German football club

BV Kassel was a German association football club from the city of Kassel, Hesse. The club was established in 1906 as Ballspielverein Kassel and played as part of the ATSB (Arbeiter-Turn- und Sportbund or Workers' Gymnastics and Sports Federation), a leftist national sports organization which organized a football competition and championship separate from that of the DFB (Deutscher Fußball Bund, en:German Football Association). The club advanced to the ATSB final in 1921-21 through a 3:0 quarterfinal victory over Germania Wilhelmshaven and a 3:1 win over ATSV Rheinau. They were beaten in the final by VfL Leipzig-Südost (4:1).

In 1933, the Nazis, who banned workers' and faith-based clubs as politically unpalatable, and BV became part of mainstream competition in the DFB. The team narrowly missed qualifying for the regional top-flight Gauliga Nordhessen (I) in 1935, but eventually won promotion to the Gauliga Kurhessen (I) in 1941. They struggled through the next two campaigns earning only lower table finishes there. On 22 October 1943, BV became part of the combined wartime side Kriegspielgemeinschaft 06/Sport Kassel in response to manpower shortages.
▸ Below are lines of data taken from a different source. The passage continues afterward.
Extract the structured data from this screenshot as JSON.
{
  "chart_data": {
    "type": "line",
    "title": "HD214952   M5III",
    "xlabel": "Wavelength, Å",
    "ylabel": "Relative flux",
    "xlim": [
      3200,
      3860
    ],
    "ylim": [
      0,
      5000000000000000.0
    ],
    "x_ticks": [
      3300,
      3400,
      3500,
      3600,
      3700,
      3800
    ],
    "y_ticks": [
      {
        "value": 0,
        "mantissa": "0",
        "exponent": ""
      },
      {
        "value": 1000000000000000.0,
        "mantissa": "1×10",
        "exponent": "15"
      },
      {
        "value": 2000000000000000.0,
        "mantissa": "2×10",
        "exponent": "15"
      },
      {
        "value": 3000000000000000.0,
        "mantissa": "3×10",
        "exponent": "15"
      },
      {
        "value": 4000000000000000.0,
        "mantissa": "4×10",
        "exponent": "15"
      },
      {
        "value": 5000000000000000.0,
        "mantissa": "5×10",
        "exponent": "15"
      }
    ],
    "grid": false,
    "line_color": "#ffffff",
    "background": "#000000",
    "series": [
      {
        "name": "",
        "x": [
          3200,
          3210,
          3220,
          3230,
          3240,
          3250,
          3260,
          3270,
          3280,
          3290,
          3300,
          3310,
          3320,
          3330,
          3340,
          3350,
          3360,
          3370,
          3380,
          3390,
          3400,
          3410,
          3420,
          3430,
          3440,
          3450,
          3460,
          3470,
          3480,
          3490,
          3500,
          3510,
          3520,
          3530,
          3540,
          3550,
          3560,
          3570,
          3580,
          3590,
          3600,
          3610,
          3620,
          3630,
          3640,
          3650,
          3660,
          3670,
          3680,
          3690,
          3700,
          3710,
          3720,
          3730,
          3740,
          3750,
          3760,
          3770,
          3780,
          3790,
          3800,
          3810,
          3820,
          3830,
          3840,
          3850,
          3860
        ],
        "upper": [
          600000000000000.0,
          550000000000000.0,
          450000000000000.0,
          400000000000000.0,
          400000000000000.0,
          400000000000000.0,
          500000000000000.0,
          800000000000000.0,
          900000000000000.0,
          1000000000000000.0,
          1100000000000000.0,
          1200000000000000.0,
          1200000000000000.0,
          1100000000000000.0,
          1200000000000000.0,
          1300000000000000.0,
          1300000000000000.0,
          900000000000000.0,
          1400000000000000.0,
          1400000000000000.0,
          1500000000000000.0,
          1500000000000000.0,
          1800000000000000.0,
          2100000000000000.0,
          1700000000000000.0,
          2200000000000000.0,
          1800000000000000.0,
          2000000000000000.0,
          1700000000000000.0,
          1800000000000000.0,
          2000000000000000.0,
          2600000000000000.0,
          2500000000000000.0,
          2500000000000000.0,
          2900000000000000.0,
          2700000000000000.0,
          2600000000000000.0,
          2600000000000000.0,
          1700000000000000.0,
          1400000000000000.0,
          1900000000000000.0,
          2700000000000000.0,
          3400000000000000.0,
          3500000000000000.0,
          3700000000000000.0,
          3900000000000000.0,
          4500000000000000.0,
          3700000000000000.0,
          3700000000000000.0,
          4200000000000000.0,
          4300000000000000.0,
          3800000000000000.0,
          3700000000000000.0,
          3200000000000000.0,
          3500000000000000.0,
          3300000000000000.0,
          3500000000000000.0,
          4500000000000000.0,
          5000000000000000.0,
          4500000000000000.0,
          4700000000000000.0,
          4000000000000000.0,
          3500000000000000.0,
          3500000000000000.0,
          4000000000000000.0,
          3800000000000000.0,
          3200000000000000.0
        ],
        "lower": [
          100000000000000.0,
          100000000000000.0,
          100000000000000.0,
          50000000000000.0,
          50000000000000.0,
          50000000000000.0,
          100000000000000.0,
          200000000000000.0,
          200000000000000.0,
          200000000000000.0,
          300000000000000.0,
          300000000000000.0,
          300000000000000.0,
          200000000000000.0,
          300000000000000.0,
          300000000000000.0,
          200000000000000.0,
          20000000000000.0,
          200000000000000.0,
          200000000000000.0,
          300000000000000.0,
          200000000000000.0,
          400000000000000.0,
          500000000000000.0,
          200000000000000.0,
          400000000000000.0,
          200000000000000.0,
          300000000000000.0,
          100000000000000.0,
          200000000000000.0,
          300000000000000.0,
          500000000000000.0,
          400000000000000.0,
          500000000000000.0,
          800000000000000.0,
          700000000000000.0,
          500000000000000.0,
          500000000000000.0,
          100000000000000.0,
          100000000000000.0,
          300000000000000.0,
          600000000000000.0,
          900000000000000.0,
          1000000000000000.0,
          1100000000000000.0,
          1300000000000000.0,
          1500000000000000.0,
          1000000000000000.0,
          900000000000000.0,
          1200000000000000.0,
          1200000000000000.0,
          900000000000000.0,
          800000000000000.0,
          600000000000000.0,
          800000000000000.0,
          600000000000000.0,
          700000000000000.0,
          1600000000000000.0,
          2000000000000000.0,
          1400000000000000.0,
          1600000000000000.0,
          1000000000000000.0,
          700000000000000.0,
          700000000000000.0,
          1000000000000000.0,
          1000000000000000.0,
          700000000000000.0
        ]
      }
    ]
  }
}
The club abandoned it place in Gauliga play in March 1944 to take part in lower-level competition.

BV was lost in 1945 following the end of World War II. The former membership became part of SG Blau-Weiß Kassel which restored the tradition of BC Sport Kassel in 1947.

==Stadium==
BV first played in An der Herkulebrauerei before leaving for Tapsgasse.